Concern has grown in recent months over a possible collapse of Iraq's largest dam, which would unleash a wave that would devastate second city Mosul and flood much of the capital Baghdad.
The dam in northern Iraq was built on an unstable foundation that continuously erodes, and a lapse in required maintenance after the Islamic State jihadist group briefly seized it in 2014 weakened the already flawed structure.
"We have no specific information that indicates when a breach might occur," the US embassy said in a statement posted on its website late Sunday.
"But out of an abundance of caution, we would like to underscore that prompt evacuation offers the most effective tool to save lives of the hundreds of thousands of Iraqis living in the most dangerous part of the flood path in the event of a breach."
The embassy's overview of a breach scenario said 500,000 to 1.47 million Iraqis living in areas most exposed to the flood wave along the Tigris River would probably not survive if they were not evacuated.

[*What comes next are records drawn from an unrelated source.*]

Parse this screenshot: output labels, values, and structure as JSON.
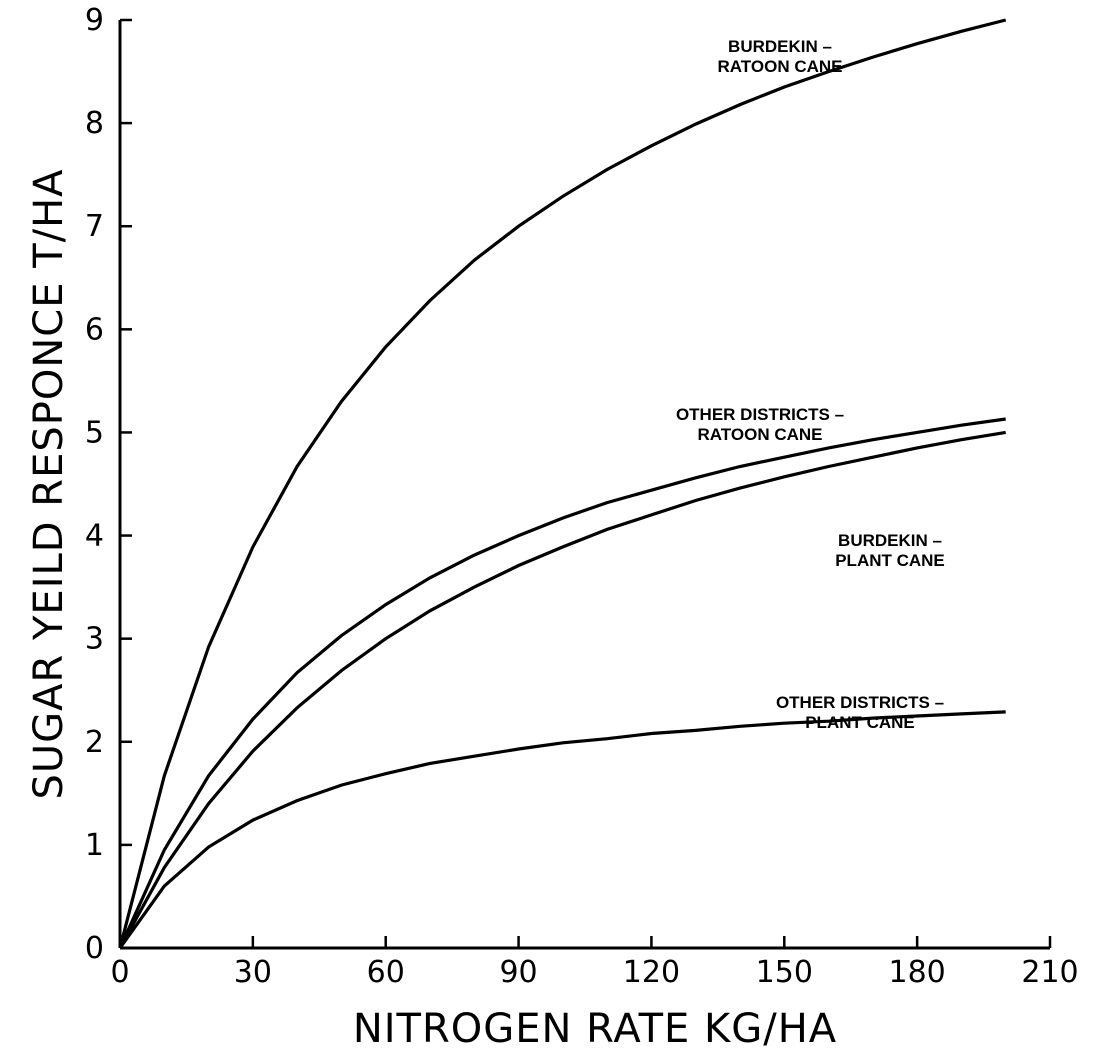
{
  "chart_data": {
    "type": "line",
    "xlabel": "NITROGEN RATE KG/HA",
    "ylabel": "SUGAR YEILD RESPONCE T/HA",
    "xlim": [
      0,
      210
    ],
    "ylim": [
      0,
      9
    ],
    "xticks": [
      0,
      30,
      60,
      90,
      120,
      150,
      180,
      210
    ],
    "yticks": [
      0,
      1,
      2,
      3,
      4,
      5,
      6,
      7,
      8,
      9
    ],
    "grid": false,
    "x": [
      0,
      10,
      20,
      30,
      40,
      50,
      60,
      70,
      80,
      90,
      100,
      110,
      120,
      130,
      140,
      150,
      160,
      170,
      180,
      190,
      200
    ],
    "series": [
      {
        "name": "BURDEKIN - RATOON CANE",
        "label_lines": [
          "BURDEKIN –",
          "RATOON CANE"
        ],
        "values": [
          0,
          1.67,
          2.92,
          3.89,
          4.67,
          5.3,
          5.83,
          6.28,
          6.67,
          7.0,
          7.29,
          7.55,
          7.78,
          7.99,
          8.18,
          8.35,
          8.5,
          8.64,
          8.77,
          8.89,
          9.0
        ]
      },
      {
        "name": "OTHER DISTRICTS - RATOON CANE",
        "label_lines": [
          "OTHER DISTRICTS –",
          "RATOON CANE"
        ],
        "values": [
          0,
          0.95,
          1.67,
          2.22,
          2.67,
          3.03,
          3.33,
          3.59,
          3.81,
          4.0,
          4.17,
          4.32,
          4.44,
          4.56,
          4.67,
          4.76,
          4.85,
          4.93,
          5.0,
          5.07,
          5.13
        ]
      },
      {
        "name": "BURDEKIN - PLANT CANE",
        "label_lines": [
          "BURDEKIN –",
          "PLANT CANE"
        ],
        "values": [
          0,
          0.78,
          1.4,
          1.91,
          2.33,
          2.69,
          3.0,
          3.27,
          3.5,
          3.71,
          3.89,
          4.06,
          4.2,
          4.34,
          4.46,
          4.57,
          4.67,
          4.76,
          4.85,
          4.93,
          5.0
        ]
      },
      {
        "name": "OTHER DISTRICTS - PLANT CANE",
        "label_lines": [
          "OTHER DISTRICTS –",
          "PLANT CANE"
        ],
        "values": [
          0,
          0.6,
          0.98,
          1.24,
          1.43,
          1.58,
          1.69,
          1.79,
          1.86,
          1.93,
          1.99,
          2.03,
          2.08,
          2.11,
          2.15,
          2.18,
          2.2,
          2.23,
          2.25,
          2.27,
          2.29
        ]
      }
    ]
  }
}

People in Mosul and Tikrit would have to move five or six kilometres (3-3.5 miles) away from the riverbank to reach safety, it said.
Residents living farther downstream in Samarra, where the flood wave could overwhelm a smaller dam and the water would spread out, would in some cases have to flee as far as 16 kilometres (10 miles).
The contingency plan said large parts of Baghdad would also be flooded, including the international airport.
It pointed out that many areas most affected by the flood wave are either controlled by IS or contested, making a state-directed evacuation unlikely.
"Some evacuees may not have freedom of movement sufficient to escape," it said, adding that the sick, disabled and elderly could end up being left behind.
The study said the disaster could shut down the entire Iraqi electricity grid, durably damage much of the country's best farmland and leave the capital flooded for weeks.
Italian firm Trevi has been selected to carry out crucial repair work on the Mosul Dam, which is currently protected by Kurdish peshmerga forces.
Iraq's minister of water resources has played down warnings that the Mosul Dam could collapse, saying there was only a "one in a thousand" chance of failure.